Andrea Peyser, columnist at the New York Post, wrote in October 2010: "Hide your face and grab the kids. Coming soon to a TV in your child's bedroom is a posse of righteous, Sharia-compliant Muslim superheroes, including one who fights crime hidden head-to-toe by a burqa."

On July 2, 2014, The Kuwait Times reported that ISIL members had issued death threats and offered unspecified rewards for the assassination of Dr. Al-Mutawa, via Twitter.
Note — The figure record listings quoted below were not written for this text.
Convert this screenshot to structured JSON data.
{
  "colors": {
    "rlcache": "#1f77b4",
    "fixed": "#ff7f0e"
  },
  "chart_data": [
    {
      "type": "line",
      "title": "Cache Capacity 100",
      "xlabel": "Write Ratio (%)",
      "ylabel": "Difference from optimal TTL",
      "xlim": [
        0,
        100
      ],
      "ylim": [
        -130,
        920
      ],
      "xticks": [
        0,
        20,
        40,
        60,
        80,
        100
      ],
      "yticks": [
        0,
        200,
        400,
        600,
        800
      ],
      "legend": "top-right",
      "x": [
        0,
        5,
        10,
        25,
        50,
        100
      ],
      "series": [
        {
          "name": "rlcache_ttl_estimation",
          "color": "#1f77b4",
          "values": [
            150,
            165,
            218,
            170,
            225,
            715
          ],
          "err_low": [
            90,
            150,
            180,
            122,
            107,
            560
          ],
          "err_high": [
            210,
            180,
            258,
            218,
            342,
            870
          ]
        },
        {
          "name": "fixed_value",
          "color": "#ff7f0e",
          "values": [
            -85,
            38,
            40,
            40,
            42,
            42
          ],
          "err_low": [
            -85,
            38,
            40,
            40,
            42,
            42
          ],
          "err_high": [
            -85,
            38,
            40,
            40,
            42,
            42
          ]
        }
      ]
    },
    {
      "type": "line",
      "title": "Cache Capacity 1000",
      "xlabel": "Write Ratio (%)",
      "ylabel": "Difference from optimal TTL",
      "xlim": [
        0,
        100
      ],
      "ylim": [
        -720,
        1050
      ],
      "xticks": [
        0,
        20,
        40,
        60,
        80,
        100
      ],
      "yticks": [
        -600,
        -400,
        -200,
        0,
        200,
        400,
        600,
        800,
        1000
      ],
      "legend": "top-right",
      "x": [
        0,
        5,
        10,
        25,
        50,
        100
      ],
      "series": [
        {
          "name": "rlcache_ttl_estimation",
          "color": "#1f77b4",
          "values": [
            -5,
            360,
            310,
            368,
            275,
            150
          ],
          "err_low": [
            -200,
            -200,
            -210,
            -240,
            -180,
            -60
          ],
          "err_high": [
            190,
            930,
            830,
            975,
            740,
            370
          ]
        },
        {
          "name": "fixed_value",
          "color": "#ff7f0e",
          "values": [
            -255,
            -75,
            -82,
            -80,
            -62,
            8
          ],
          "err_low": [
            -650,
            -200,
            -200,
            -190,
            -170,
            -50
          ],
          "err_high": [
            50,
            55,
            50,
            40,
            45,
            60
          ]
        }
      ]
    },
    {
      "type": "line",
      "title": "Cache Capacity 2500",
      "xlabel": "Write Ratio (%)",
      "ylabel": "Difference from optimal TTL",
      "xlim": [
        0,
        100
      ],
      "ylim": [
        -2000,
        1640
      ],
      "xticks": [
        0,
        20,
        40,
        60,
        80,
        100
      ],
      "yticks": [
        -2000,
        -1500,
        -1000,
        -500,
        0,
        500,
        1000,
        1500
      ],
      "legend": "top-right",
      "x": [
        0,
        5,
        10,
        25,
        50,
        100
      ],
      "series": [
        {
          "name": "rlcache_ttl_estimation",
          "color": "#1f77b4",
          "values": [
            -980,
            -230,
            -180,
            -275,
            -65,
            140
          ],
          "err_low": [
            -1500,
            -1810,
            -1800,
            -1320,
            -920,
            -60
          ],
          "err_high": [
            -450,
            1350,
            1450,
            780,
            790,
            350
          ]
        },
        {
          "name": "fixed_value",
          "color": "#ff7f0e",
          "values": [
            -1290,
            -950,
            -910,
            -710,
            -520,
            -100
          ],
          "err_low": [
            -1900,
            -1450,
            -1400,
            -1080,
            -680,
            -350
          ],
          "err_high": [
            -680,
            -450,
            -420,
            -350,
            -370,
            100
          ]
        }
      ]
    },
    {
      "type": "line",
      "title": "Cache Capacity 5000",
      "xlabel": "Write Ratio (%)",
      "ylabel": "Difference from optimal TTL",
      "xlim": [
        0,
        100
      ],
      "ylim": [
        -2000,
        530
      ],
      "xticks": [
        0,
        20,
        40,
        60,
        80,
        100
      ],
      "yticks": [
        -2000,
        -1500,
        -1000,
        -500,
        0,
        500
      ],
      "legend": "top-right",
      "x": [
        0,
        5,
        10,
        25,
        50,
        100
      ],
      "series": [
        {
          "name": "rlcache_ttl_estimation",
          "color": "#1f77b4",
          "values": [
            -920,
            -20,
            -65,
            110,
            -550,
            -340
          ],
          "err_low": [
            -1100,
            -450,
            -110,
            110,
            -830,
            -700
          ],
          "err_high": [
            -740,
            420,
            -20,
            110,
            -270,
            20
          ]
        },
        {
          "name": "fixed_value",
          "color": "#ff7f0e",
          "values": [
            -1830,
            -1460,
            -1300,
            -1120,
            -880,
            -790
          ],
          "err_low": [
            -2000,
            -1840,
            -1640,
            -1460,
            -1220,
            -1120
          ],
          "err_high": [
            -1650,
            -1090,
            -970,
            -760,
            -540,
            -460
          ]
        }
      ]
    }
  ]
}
Al-Mutawa defended the work saying that he had received clearance from sharia scholars and never would have gone ahead with the project had he not.

== Awards and accolades ==
- In April 2009, The 99 was honored at the United Nations Alliance of Civilizations “Marketplace of Ideas”.
- Al-Mutawa was awarded “The Schwab Foundation for Social Entrepreneurship Award” for The 99 at the World Economic Forum in May 2009.
- In July 2009, The 99 received the Eliot-Pearson Award for Excellence in Children’s Media from Tufts University.
- In January 2015, Al-Mutawa was presented with the 2014 Islamic Economy Award in the Media Category for Teshkeel Media Group and The 99 from Sheikh Mohammed Bin Rashid Al Maktoum.
- Al-Mutawa has been listed by the Royal Islamic Strategic Studies Center as one of ‘The 500 Most Influential Muslims’ for his creation of The 99, every year since 2009 to 2018.